The Central Belize Corridor (CBC) is an area comprised of mostly private lands, connecting the two main protected forest blocks of Belize: the Rio Bravo Conservation and Management Area (RBCMA) in northern Belize with the Maya Mountain Massif (MMM) forest block in southern Belize. Corridors such as the CBC are essential to safeguarding small, isolated wildlife populations because they provide a route through the landscape that allows the movement of animals between populations ensuring their long term survival.

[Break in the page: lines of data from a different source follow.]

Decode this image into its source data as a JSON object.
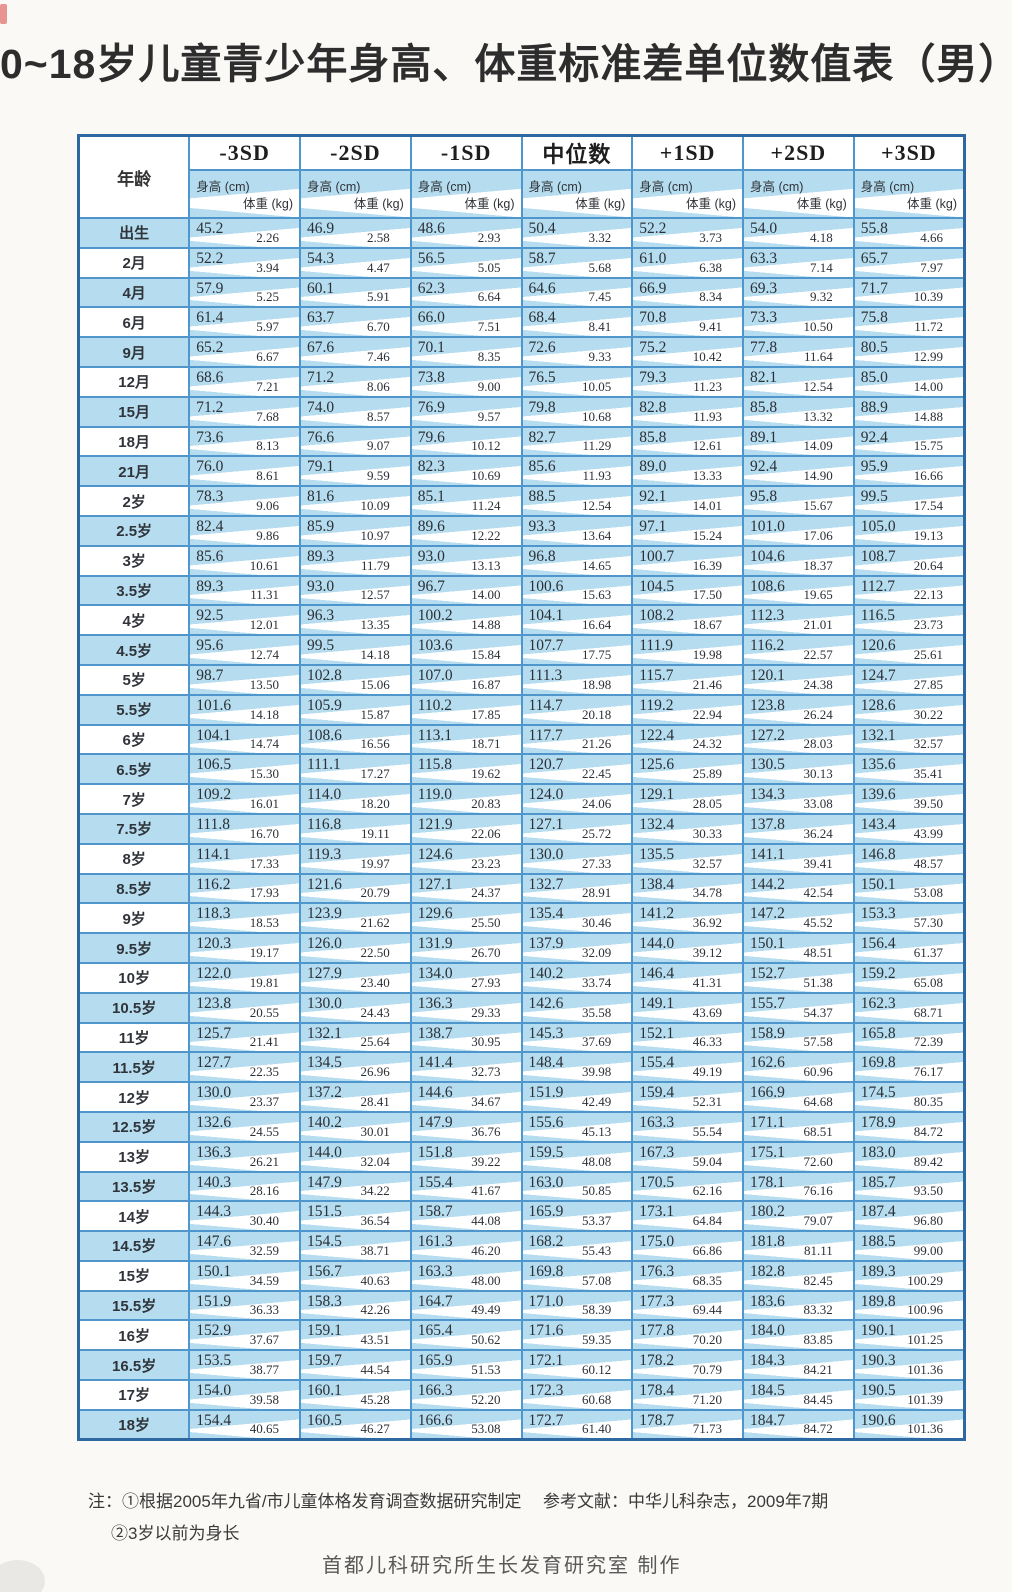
{
  "title": "0~18岁儿童青少年身高、体重标准差单位数值表（男）",
  "table": {
    "age_header": "年龄",
    "columns": [
      "-3SD",
      "-2SD",
      "-1SD",
      "中位数",
      "+1SD",
      "+2SD",
      "+3SD"
    ],
    "height_label": "身高 (cm)",
    "weight_label": "体重 (kg)",
    "rows": [
      [
        "出生",
        "45.2",
        "2.26",
        "46.9",
        "2.58",
        "48.6",
        "2.93",
        "50.4",
        "3.32",
        "52.2",
        "3.73",
        "54.0",
        "4.18",
        "55.8",
        "4.66"
      ],
      [
        "2月",
        "52.2",
        "3.94",
        "54.3",
        "4.47",
        "56.5",
        "5.05",
        "58.7",
        "5.68",
        "61.0",
        "6.38",
        "63.3",
        "7.14",
        "65.7",
        "7.97"
      ],
      [
        "4月",
        "57.9",
        "5.25",
        "60.1",
        "5.91",
        "62.3",
        "6.64",
        "64.6",
        "7.45",
        "66.9",
        "8.34",
        "69.3",
        "9.32",
        "71.7",
        "10.39"
      ],
      [
        "6月",
        "61.4",
        "5.97",
        "63.7",
        "6.70",
        "66.0",
        "7.51",
        "68.4",
        "8.41",
        "70.8",
        "9.41",
        "73.3",
        "10.50",
        "75.8",
        "11.72"
      ],
      [
        "9月",
        "65.2",
        "6.67",
        "67.6",
        "7.46",
        "70.1",
        "8.35",
        "72.6",
        "9.33",
        "75.2",
        "10.42",
        "77.8",
        "11.64",
        "80.5",
        "12.99"
      ],
      [
        "12月",
        "68.6",
        "7.21",
        "71.2",
        "8.06",
        "73.8",
        "9.00",
        "76.5",
        "10.05",
        "79.3",
        "11.23",
        "82.1",
        "12.54",
        "85.0",
        "14.00"
      ],
      [
        "15月",
        "71.2",
        "7.68",
        "74.0",
        "8.57",
        "76.9",
        "9.57",
        "79.8",
        "10.68",
        "82.8",
        "11.93",
        "85.8",
        "13.32",
        "88.9",
        "14.88"
      ],
      [
        "18月",
        "73.6",
        "8.13",
        "76.6",
        "9.07",
        "79.6",
        "10.12",
        "82.7",
        "11.29",
        "85.8",
        "12.61",
        "89.1",
        "14.09",
        "92.4",
        "15.75"
      ],
      [
        "21月",
        "76.0",
        "8.61",
        "79.1",
        "9.59",
        "82.3",
        "10.69",
        "85.6",
        "11.93",
        "89.0",
        "13.33",
        "92.4",
        "14.90",
        "95.9",
        "16.66"
      ],
      [
        "2岁",
        "78.3",
        "9.06",
        "81.6",
        "10.09",
        "85.1",
        "11.24",
        "88.5",
        "12.54",
        "92.1",
        "14.01",
        "95.8",
        "15.67",
        "99.5",
        "17.54"
      ],
      [
        "2.5岁",
        "82.4",
        "9.86",
        "85.9",
        "10.97",
        "89.6",
        "12.22",
        "93.3",
        "13.64",
        "97.1",
        "15.24",
        "101.0",
        "17.06",
        "105.0",
        "19.13"
      ],
      [
        "3岁",
        "85.6",
        "10.61",
        "89.3",
        "11.79",
        "93.0",
        "13.13",
        "96.8",
        "14.65",
        "100.7",
        "16.39",
        "104.6",
        "18.37",
        "108.7",
        "20.64"
      ],
      [
        "3.5岁",
        "89.3",
        "11.31",
        "93.0",
        "12.57",
        "96.7",
        "14.00",
        "100.6",
        "15.63",
        "104.5",
        "17.50",
        "108.6",
        "19.65",
        "112.7",
        "22.13"
      ],
      [
        "4岁",
        "92.5",
        "12.01",
        "96.3",
        "13.35",
        "100.2",
        "14.88",
        "104.1",
        "16.64",
        "108.2",
        "18.67",
        "112.3",
        "21.01",
        "116.5",
        "23.73"
      ],
      [
        "4.5岁",
        "95.6",
        "12.74",
        "99.5",
        "14.18",
        "103.6",
        "15.84",
        "107.7",
        "17.75",
        "111.9",
        "19.98",
        "116.2",
        "22.57",
        "120.6",
        "25.61"
      ],
      [
        "5岁",
        "98.7",
        "13.50",
        "102.8",
        "15.06",
        "107.0",
        "16.87",
        "111.3",
        "18.98",
        "115.7",
        "21.46",
        "120.1",
        "24.38",
        "124.7",
        "27.85"
      ],
      [
        "5.5岁",
        "101.6",
        "14.18",
        "105.9",
        "15.87",
        "110.2",
        "17.85",
        "114.7",
        "20.18",
        "119.2",
        "22.94",
        "123.8",
        "26.24",
        "128.6",
        "30.22"
      ],
      [
        "6岁",
        "104.1",
        "14.74",
        "108.6",
        "16.56",
        "113.1",
        "18.71",
        "117.7",
        "21.26",
        "122.4",
        "24.32",
        "127.2",
        "28.03",
        "132.1",
        "32.57"
      ],
      [
        "6.5岁",
        "106.5",
        "15.30",
        "111.1",
        "17.27",
        "115.8",
        "19.62",
        "120.7",
        "22.45",
        "125.6",
        "25.89",
        "130.5",
        "30.13",
        "135.6",
        "35.41"
      ],
      [
        "7岁",
        "109.2",
        "16.01",
        "114.0",
        "18.20",
        "119.0",
        "20.83",
        "124.0",
        "24.06",
        "129.1",
        "28.05",
        "134.3",
        "33.08",
        "139.6",
        "39.50"
      ],
      [
        "7.5岁",
        "111.8",
        "16.70",
        "116.8",
        "19.11",
        "121.9",
        "22.06",
        "127.1",
        "25.72",
        "132.4",
        "30.33",
        "137.8",
        "36.24",
        "143.4",
        "43.99"
      ],
      [
        "8岁",
        "114.1",
        "17.33",
        "119.3",
        "19.97",
        "124.6",
        "23.23",
        "130.0",
        "27.33",
        "135.5",
        "32.57",
        "141.1",
        "39.41",
        "146.8",
        "48.57"
      ],
      [
        "8.5岁",
        "116.2",
        "17.93",
        "121.6",
        "20.79",
        "127.1",
        "24.37",
        "132.7",
        "28.91",
        "138.4",
        "34.78",
        "144.2",
        "42.54",
        "150.1",
        "53.08"
      ],
      [
        "9岁",
        "118.3",
        "18.53",
        "123.9",
        "21.62",
        "129.6",
        "25.50",
        "135.4",
        "30.46",
        "141.2",
        "36.92",
        "147.2",
        "45.52",
        "153.3",
        "57.30"
      ],
      [
        "9.5岁",
        "120.3",
        "19.17",
        "126.0",
        "22.50",
        "131.9",
        "26.70",
        "137.9",
        "32.09",
        "144.0",
        "39.12",
        "150.1",
        "48.51",
        "156.4",
        "61.37"
      ],
      [
        "10岁",
        "122.0",
        "19.81",
        "127.9",
        "23.40",
        "134.0",
        "27.93",
        "140.2",
        "33.74",
        "146.4",
        "41.31",
        "152.7",
        "51.38",
        "159.2",
        "65.08"
      ],
      [
        "10.5岁",
        "123.8",
        "20.55",
        "130.0",
        "24.43",
        "136.3",
        "29.33",
        "142.6",
        "35.58",
        "149.1",
        "43.69",
        "155.7",
        "54.37",
        "162.3",
        "68.71"
      ],
      [
        "11岁",
        "125.7",
        "21.41",
        "132.1",
        "25.64",
        "138.7",
        "30.95",
        "145.3",
        "37.69",
        "152.1",
        "46.33",
        "158.9",
        "57.58",
        "165.8",
        "72.39"
      ],
      [
        "11.5岁",
        "127.7",
        "22.35",
        "134.5",
        "26.96",
        "141.4",
        "32.73",
        "148.4",
        "39.98",
        "155.4",
        "49.19",
        "162.6",
        "60.96",
        "169.8",
        "76.17"
      ],
      [
        "12岁",
        "130.0",
        "23.37",
        "137.2",
        "28.41",
        "144.6",
        "34.67",
        "151.9",
        "42.49",
        "159.4",
        "52.31",
        "166.9",
        "64.68",
        "174.5",
        "80.35"
      ],
      [
        "12.5岁",
        "132.6",
        "24.55",
        "140.2",
        "30.01",
        "147.9",
        "36.76",
        "155.6",
        "45.13",
        "163.3",
        "55.54",
        "171.1",
        "68.51",
        "178.9",
        "84.72"
      ],
      [
        "13岁",
        "136.3",
        "26.21",
        "144.0",
        "32.04",
        "151.8",
        "39.22",
        "159.5",
        "48.08",
        "167.3",
        "59.04",
        "175.1",
        "72.60",
        "183.0",
        "89.42"
      ],
      [
        "13.5岁",
        "140.3",
        "28.16",
        "147.9",
        "34.22",
        "155.4",
        "41.67",
        "163.0",
        "50.85",
        "170.5",
        "62.16",
        "178.1",
        "76.16",
        "185.7",
        "93.50"
      ],
      [
        "14岁",
        "144.3",
        "30.40",
        "151.5",
        "36.54",
        "158.7",
        "44.08",
        "165.9",
        "53.37",
        "173.1",
        "64.84",
        "180.2",
        "79.07",
        "187.4",
        "96.80"
      ],
      [
        "14.5岁",
        "147.6",
        "32.59",
        "154.5",
        "38.71",
        "161.3",
        "46.20",
        "168.2",
        "55.43",
        "175.0",
        "66.86",
        "181.8",
        "81.11",
        "188.5",
        "99.00"
      ],
      [
        "15岁",
        "150.1",
        "34.59",
        "156.7",
        "40.63",
        "163.3",
        "48.00",
        "169.8",
        "57.08",
        "176.3",
        "68.35",
        "182.8",
        "82.45",
        "189.3",
        "100.29"
      ],
      [
        "15.5岁",
        "151.9",
        "36.33",
        "158.3",
        "42.26",
        "164.7",
        "49.49",
        "171.0",
        "58.39",
        "177.3",
        "69.44",
        "183.6",
        "83.32",
        "189.8",
        "100.96"
      ],
      [
        "16岁",
        "152.9",
        "37.67",
        "159.1",
        "43.51",
        "165.4",
        "50.62",
        "171.6",
        "59.35",
        "177.8",
        "70.20",
        "184.0",
        "83.85",
        "190.1",
        "101.25"
      ],
      [
        "16.5岁",
        "153.5",
        "38.77",
        "159.7",
        "44.54",
        "165.9",
        "51.53",
        "172.1",
        "60.12",
        "178.2",
        "70.79",
        "184.3",
        "84.21",
        "190.3",
        "101.36"
      ],
      [
        "17岁",
        "154.0",
        "39.58",
        "160.1",
        "45.28",
        "166.3",
        "52.20",
        "172.3",
        "60.68",
        "178.4",
        "71.20",
        "184.5",
        "84.45",
        "190.5",
        "101.39"
      ],
      [
        "18岁",
        "154.4",
        "40.65",
        "160.5",
        "46.27",
        "166.6",
        "53.08",
        "172.7",
        "61.40",
        "178.7",
        "71.73",
        "184.7",
        "84.72",
        "190.6",
        "101.36"
      ]
    ]
  },
  "notes": {
    "line1": "注：①根据2005年九省/市儿童体格发育调查数据研究制定",
    "reference": "参考文献：中华儿科杂志，2009年7期",
    "line2": "②3岁以前为身长",
    "producer": "首都儿科研究所生长发育研究室  制作"
  },
  "colors": {
    "cell_blue": "#b5dcef",
    "grid_blue": "#4f96cd",
    "outer_border_blue": "#2e68a2"
  }
}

The ERI through work with Panthera and the UK’s Darwin Initiative have documented that communities consistently agree that as the landscape changes from a forested to an increasingly agricultural landscape along with an increase in population, game animal populations are becoming scarce and communities are being negatively affected by environmental degradation. Therefore, certain activities in the CBC, such as extensive forest clearance, may eventually prevent the movement of animals through the corridor, isolating the south from the north and causing a loss in connectivity. There are many benefits to be gained by looking after the forest and wildlife, for example, game meat for future generations of Belizeans; clean water in the rivers for drinking, crops and fishing and recreation to attract the tourist dollar.

In order to identify ways in which current and future socio-economic development in the CBC can be compatible with the function of the corridor, the ERI in conjunction with the Ministry of Forestry, Fisheries and Sustainable Development (MFFSD) with support from Panthera and the GIZ Selva Maya Program has initiated conservation action planning for the corridor. Developing a Conservation Action Plan (CAP) is a process that has been used globally to formulate, through consensus, a single vision for the management of an area. The CAP process will bring all stakeholders including land owners, community residents and developers in a series of consultations in which they define and prioritize the targets for management/conservation, the threats to these targets and the strategies that they agree to be a part of implementing in order to meet the targets set.

On May 9, 2013, the Belize Zoo hosted a CBC CAP launch event. In attendance was Minister of Forestry, Fisheries and Sustainable Development, Hon. Lisel Alamilla who along with ERI’s Administrative Director & Science Director (Marine), Dr. Leandra Cho-Ricketts gave opening remarks. Dr. Elma Kay, ERI’s Science Director (Terrestrial) presented on the CBC and the importance of developing a CAP for the area. Chief Executive Officer of the MFFSD, Dr. Wendel Parham, introduced the task force that will be leading the development of the CAP for the corridor. The task force will be responsible for facilitating a series of 5-8 stakeholder consultations and compiling the plan. Members represent 12 organizations and government departments including the ERI, departments of the MFFSD, departments of the Ministry of Natural Resources and Agriculture, Rancho Dolores environmental groups, Community Baboon Sanctuary, Belize Audubon Society, The Nature Conservancy and the Belize Zoo. The event closed with a special recognition of Mrs. Carolyn Carr and Mrs. Carol Foster who contributed a painting and photographs, respectively. These were used to produce the large CBC billboards that can be seen on the Western Highway. Mrs. Rasheda Garcia of the Forest Department gave the vote of thanks.

Scheduled for the remainder of the year are the stakeholder consultations the will culminate in the CAP. Review and launch of the CAP will be completed early next year and will be followed by implementation of the plan.